The Corps put the easement policy in place decades ago to ensure that it didn’t spend public money to restore private beaches, but the agency didn’t begin enforcing the rule in earnest until after Superstorm Sandy in 2012. When the Corps tried to replace disintegrated beaches in New Jersey, it discovered that it didn’t have all the easements it needed. Local governments spent years trying to obtain them, and the state government had to use eminent domain to seize portions of the beach in order to satisfy the agency.

In the years since the agency has warned Pinellas County and other local governments that they won’t get any more sand unless they get easements from all the property owners on their beaches. The Corps says it first raised the issue with Pinellas back in 2017, but tensions started rising last year after Idalia eroded the area’s beaches to a dangerous degree, creating a desperate need for new protective sand.

The Corps requires that easements be “perpetual,” which means that the public will always be able to access the beach area behind an owner’s property. The agency says this is only so that it can help out after future storms: When a hurricane wipes out a beach, the Corps often swoops in to pay for an emergency beach replenishment just weeks later, ensuring homes don’t wash away. The agency says that it can’t commit to doing this emergency work unless it can be sure that beach access will remain public for good. It also says that it needs easements from all property owners in a given area, because nourishment projects don’t work unless they’re continuous along an entire stretch of sand.

Pinellas County officials tried their best to obtain these easements, even going from door to door and pleading with residents to “sign for sand.” Nevertheless, around half of the 461 property owners along the barrier island have refused to grant them. County officials are still urging residents to submit, but they have obtained few new easements since late last year.
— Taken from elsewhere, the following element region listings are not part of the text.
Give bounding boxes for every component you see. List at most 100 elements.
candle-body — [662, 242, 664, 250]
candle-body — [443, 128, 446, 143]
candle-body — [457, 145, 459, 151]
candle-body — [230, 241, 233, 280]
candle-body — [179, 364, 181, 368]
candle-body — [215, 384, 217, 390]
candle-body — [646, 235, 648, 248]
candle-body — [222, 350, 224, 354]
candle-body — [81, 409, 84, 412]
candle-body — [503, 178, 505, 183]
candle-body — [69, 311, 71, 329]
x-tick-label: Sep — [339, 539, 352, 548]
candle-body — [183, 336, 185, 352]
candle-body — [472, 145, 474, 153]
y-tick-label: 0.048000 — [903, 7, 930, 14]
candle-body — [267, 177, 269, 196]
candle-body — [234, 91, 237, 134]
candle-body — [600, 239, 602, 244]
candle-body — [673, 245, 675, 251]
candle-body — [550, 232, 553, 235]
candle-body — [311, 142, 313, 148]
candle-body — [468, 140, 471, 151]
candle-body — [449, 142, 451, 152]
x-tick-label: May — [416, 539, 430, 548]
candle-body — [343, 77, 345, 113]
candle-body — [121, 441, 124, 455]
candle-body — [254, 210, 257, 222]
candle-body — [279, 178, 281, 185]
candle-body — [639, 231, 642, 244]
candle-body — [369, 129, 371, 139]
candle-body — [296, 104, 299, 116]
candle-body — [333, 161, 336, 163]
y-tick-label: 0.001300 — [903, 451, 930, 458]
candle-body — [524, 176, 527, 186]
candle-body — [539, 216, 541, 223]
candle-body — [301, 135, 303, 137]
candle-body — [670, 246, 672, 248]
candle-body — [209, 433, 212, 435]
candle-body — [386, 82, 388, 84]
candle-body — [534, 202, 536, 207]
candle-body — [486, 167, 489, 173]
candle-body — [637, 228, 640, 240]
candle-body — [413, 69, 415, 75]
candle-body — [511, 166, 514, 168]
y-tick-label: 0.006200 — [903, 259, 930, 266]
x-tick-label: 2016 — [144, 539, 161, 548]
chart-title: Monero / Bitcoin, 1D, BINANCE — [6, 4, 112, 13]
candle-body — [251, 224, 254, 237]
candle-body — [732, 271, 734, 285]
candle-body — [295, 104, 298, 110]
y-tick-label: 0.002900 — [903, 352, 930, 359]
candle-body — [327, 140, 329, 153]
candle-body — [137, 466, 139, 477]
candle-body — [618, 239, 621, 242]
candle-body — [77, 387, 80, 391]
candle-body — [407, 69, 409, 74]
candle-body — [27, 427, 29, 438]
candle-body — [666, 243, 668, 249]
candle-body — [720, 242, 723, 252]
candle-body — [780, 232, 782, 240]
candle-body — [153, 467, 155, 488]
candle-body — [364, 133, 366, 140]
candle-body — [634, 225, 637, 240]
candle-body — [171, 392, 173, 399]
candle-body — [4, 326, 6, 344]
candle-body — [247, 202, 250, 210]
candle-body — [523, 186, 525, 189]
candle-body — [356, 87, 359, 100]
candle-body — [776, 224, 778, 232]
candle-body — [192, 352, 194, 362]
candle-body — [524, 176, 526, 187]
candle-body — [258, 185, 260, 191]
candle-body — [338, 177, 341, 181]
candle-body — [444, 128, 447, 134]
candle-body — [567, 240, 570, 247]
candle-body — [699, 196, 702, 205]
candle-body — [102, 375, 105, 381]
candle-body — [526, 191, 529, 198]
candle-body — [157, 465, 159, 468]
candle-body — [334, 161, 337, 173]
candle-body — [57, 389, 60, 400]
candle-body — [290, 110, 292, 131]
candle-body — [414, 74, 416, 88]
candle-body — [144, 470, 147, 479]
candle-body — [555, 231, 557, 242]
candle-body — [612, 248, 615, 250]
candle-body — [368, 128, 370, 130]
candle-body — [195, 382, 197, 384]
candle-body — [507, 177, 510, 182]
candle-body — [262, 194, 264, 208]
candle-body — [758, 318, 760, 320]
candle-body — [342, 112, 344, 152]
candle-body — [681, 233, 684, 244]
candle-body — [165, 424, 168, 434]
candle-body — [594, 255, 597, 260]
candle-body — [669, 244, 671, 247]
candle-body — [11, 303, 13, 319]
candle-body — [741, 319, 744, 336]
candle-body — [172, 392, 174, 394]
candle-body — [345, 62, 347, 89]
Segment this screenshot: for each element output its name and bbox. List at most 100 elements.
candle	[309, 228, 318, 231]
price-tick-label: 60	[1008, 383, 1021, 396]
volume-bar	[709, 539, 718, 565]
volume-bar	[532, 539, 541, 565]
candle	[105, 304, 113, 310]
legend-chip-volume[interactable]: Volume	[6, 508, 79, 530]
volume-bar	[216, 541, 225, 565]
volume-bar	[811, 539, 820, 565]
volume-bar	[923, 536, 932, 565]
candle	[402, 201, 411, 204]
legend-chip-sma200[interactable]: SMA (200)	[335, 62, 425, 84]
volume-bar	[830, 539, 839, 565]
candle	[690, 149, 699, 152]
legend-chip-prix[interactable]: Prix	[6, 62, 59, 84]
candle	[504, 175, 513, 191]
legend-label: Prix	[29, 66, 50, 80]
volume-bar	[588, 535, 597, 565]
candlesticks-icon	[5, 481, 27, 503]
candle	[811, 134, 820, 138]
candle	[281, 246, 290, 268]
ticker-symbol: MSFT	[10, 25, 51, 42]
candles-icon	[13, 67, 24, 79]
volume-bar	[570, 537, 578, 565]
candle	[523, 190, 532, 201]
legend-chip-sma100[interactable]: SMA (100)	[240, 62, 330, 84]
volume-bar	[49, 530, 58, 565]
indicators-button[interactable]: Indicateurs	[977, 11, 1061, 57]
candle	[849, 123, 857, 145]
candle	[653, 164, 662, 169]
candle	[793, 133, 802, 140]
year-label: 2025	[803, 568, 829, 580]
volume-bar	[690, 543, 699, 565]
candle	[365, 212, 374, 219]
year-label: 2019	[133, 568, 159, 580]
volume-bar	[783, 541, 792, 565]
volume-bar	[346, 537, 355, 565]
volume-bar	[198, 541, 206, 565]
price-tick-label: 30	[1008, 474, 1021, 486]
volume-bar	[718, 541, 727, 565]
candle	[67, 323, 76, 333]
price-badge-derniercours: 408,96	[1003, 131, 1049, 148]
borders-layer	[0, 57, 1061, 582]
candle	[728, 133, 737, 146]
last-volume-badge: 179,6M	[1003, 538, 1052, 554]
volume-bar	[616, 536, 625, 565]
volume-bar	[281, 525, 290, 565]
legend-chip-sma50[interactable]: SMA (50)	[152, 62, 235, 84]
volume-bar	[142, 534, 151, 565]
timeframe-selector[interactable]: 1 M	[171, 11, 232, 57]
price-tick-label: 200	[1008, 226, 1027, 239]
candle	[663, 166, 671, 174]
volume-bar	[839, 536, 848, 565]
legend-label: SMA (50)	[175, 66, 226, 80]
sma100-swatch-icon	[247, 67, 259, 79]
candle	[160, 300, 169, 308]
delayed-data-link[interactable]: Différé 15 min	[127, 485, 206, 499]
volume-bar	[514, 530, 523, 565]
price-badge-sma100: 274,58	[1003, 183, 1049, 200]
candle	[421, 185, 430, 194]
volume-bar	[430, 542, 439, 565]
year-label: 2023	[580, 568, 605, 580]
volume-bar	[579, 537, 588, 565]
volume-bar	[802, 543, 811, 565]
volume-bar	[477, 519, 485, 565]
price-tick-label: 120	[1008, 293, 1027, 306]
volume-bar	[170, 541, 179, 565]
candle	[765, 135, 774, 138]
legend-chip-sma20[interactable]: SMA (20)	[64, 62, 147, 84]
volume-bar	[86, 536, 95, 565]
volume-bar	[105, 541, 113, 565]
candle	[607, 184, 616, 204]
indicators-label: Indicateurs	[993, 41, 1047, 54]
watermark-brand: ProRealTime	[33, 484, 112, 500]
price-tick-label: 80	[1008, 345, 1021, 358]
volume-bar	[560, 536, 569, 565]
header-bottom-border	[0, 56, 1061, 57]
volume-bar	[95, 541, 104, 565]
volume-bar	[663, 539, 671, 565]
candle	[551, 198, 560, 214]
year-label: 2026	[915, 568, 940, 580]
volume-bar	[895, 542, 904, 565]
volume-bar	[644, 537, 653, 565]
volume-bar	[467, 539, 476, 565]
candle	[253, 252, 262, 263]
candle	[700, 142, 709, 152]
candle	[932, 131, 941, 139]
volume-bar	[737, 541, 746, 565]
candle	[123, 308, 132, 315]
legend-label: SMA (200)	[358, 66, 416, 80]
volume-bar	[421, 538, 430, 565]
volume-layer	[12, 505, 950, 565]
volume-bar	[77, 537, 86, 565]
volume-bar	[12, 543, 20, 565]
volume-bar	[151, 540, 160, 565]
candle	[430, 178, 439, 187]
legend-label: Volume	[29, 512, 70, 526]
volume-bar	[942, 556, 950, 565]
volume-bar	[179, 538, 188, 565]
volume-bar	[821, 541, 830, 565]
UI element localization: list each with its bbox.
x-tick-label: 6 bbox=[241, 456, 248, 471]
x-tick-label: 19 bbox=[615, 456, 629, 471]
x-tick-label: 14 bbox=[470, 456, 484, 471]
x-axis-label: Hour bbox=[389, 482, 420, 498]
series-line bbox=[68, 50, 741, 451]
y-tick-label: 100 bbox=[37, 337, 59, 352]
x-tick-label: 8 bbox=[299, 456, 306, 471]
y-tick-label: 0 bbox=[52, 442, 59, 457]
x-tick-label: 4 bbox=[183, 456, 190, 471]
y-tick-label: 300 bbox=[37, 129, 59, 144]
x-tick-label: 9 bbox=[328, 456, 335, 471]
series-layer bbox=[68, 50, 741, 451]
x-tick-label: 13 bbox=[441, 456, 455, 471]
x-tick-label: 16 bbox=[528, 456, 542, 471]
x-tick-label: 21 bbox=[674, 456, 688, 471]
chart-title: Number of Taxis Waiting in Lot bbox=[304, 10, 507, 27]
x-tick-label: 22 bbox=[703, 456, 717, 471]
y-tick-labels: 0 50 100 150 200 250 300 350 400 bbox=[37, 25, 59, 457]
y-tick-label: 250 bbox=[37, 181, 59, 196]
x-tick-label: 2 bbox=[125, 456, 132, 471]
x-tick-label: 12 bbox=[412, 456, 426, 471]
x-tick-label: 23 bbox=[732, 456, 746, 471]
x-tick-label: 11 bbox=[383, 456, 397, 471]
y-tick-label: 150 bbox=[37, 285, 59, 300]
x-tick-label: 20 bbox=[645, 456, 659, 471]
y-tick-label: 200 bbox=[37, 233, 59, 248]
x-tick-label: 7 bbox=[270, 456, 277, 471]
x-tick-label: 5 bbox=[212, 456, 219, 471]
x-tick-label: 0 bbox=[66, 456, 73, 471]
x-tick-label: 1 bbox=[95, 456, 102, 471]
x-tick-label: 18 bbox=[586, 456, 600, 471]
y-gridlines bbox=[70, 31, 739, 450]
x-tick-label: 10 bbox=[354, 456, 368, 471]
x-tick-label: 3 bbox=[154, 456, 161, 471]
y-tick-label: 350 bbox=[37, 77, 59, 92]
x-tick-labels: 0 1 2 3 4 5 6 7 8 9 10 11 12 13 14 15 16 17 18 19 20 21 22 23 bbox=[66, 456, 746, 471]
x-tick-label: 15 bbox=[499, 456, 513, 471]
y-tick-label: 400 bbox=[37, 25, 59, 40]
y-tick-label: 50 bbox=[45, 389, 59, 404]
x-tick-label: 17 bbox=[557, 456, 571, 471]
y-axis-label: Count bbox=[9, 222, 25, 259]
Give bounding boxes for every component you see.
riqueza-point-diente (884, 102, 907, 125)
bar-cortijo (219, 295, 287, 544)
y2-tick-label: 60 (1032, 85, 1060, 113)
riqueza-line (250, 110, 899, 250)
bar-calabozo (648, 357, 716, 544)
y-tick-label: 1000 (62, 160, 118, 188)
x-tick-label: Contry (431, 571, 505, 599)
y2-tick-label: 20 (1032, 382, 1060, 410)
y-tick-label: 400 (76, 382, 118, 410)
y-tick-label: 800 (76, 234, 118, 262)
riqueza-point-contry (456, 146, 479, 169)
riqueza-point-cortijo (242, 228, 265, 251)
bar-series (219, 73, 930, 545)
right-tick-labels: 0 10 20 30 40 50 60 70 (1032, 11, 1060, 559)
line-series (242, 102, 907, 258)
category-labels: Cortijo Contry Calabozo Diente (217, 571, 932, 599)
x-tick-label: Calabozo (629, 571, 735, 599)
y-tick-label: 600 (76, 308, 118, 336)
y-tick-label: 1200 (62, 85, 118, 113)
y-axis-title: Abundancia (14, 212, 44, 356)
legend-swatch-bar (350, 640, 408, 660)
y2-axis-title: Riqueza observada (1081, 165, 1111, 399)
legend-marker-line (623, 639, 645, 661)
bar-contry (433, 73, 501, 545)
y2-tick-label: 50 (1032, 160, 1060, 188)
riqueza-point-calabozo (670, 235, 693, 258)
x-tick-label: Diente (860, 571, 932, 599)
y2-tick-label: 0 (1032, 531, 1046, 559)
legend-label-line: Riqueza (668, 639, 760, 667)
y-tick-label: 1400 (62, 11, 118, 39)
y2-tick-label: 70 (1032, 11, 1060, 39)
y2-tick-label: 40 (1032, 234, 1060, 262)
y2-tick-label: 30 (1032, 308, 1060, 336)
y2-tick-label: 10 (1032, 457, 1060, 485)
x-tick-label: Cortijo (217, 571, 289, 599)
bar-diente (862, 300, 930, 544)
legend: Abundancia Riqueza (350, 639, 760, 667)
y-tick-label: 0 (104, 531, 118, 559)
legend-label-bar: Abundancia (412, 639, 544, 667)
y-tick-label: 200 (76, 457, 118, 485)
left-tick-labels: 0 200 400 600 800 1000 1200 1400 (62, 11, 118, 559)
The strange thing about the easement controversy is that these waterfront residents don’t fully own the beaches behind their homes — in fact, most of the county’s beaches are already public. State law provides that all Florida beaches with artificial sand are public up to the “erosion control line,” which is about the same as that which marks high tide. In other words, everything from the water to the high tide line is open for anyone to walk, tan, or spread a blanket. The land in dispute between the Corps and the homeowners is only the section of sand between the backside of a beach house and the high tide line, which in many cases is just a few dozen feet.